Clustering Neighborhoods in Allahabad
Introduction to the Problem
We would try to implement the similar problem we have been taught and discussed in the course itself. We would try to find out that how similar or dissimilar two areas of a city are considering some specific features. For our case we are going to consider Allahabad, It was not easy to find the Allahabad datasets but still, we managed to collect it.
Solution
Here I will convert addresses to their corresponding latitude and longitude values. I will use the Foursquare API to explore neighborhoods in Allahabad. I will use the explore function to get the most common venue categories in each neighborhood, and then use this feature to group the neighborhoods into clusters. I will use the k-means clustering algorithm to complete this task. Finally, I will use the Folium library to visualize the neighborhoods in Allahabad City and their emerging clusters
Way to the Solution
Download and Explore Dataset
Explore Neighborhoods in Allahabad India
Analyze Each Neighborhood
Cluster Neighborhoods
Examine Clusters
Installing all the required dependencies
!pip install geocoder
Import each and every required library and package
- BeautifulSoup and requests for scraping the data
- Pandas and numpy for making structure and preprocessing of the data
- Geopy for getting the long and lats of the places
- Folium for maps and more information
- Matplotlib for visualization
- Sklearn for KMeans model
import requests
from bs4 import BeautifulSoup
import pandas as pd
from geopy.geocoders import Nominatim
import numpy as np
import matplotlib.cm as cm
import matplotlib.colors as colors
import folium
from sklearn.cluster import KMeans
Scrapping of the data from the Wikipedia page https://en.m.wikipedia.org/wiki/Neighbourhoods_of_Allahabad¶
After doing the proper inspection of the page I got to know that the the names are stored under li tags inside a division of class 'mw-parser-output'.
data = requests.get("https://en.m.wikipedia.org/wiki/Neighbourhoods_of_Allahabad").text
soup = BeautifulSoup(data, 'html.parser')
neighborhoodList = []
for row in soup.find_all("div", class_= "mw-parser-output")[0].findAll("ul")[0].findAll("li"):
neighborhoodList.append(row.text.split()[1])
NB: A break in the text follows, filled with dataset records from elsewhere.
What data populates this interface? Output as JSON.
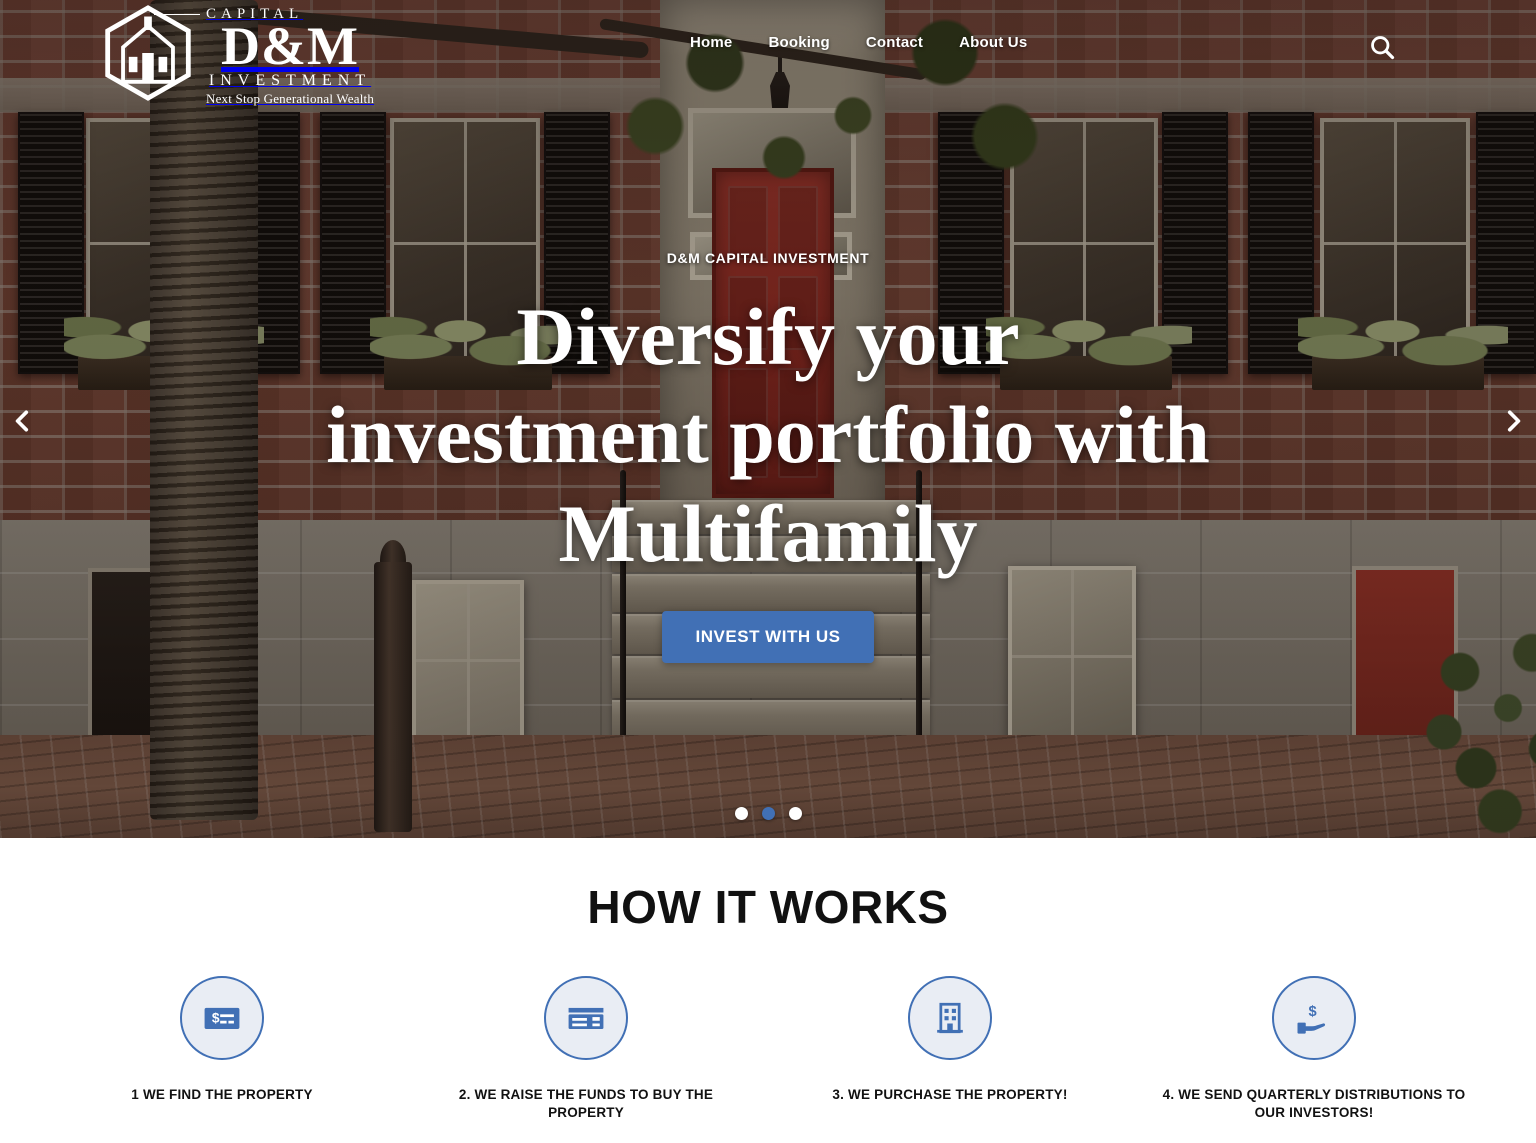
{
  "brand": {
    "capital": "CAPITAL",
    "name": "D&M",
    "investment": "INVESTMENT",
    "tagline": "Next Stop Generational Wealth",
    "logo_icon": "house-hexagon-logo"
  },
  "nav": {
    "items": [
      {
        "label": "Home"
      },
      {
        "label": "Booking"
      },
      {
        "label": "Contact"
      },
      {
        "label": "About Us"
      }
    ],
    "search_icon": "search-icon"
  },
  "hero": {
    "eyebrow": "D&M CAPITAL INVESTMENT",
    "headline": "Diversify your investment portfolio with Multifamily",
    "cta_label": "INVEST WITH US",
    "prev_icon": "chevron-left-icon",
    "next_icon": "chevron-right-icon",
    "slides": 3,
    "active_slide": 2,
    "accent_color": "#4170b5"
  },
  "works": {
    "title": "HOW IT WORKS",
    "steps": [
      {
        "label": "1 WE FIND THE PROPERTY",
        "icon": "money-check-icon"
      },
      {
        "label": "2. WE RAISE THE FUNDS TO BUY THE PROPERTY",
        "icon": "credit-card-icon"
      },
      {
        "label": "3. WE PURCHASE THE PROPERTY!",
        "icon": "building-icon"
      },
      {
        "label": "4. WE SEND QUARTERLY DISTRIBUTIONS TO OUR INVESTORS!",
        "icon": "hand-holding-dollar-icon"
      }
    ]
  }
}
kl_df = pd.DataFrame({"Neighborhood": neighborhoodList})
kl_df.head()
print(len(kl_df))
Geo-location coordinates generation of the places
geolocator = Nominatim(user_agent="courcera_capston")
new_list = []
def get_latlng(neighborhood):
global new_list
location = geolocator.geocode('{}, Prayagraj, India'.format(neighborhood))
try:
loc = (location.latitude, location.longitude)
new_list.append(neighborhoodList)
return loc
except:
pass
coords = [get_latlng(neighborhood) for neighborhood in kl_df["Neighborhood"].tolist() if get_latlng(neighborhood) != None]
Get the location of the city Allahabad and combining them to the location data frame.
address = 'Prayagraj, India'
geolocator = Nominatim(user_agent="my-application")
location = geolocator.geocode(address)
latitude = location.latitude
longitude = location.longitude
print('The geograpical coordinate of Hyderabad, India {}, {}.'.format(latitude, longitude))
df_coords = pd.DataFrame(coords, columns=['Latitude', 'Longitude'])
kl_df['Latitude'] = df_coords['Latitude']
kl_df['Longitude'] = df_coords['Longitude']
kl_df.dropna(inplace=True)
print(kl_df.shape)
Plot the data-points of the data-frame on the map using Folium
map_kl = folium.Map(location=[latitude, longitude], zoom_start=11)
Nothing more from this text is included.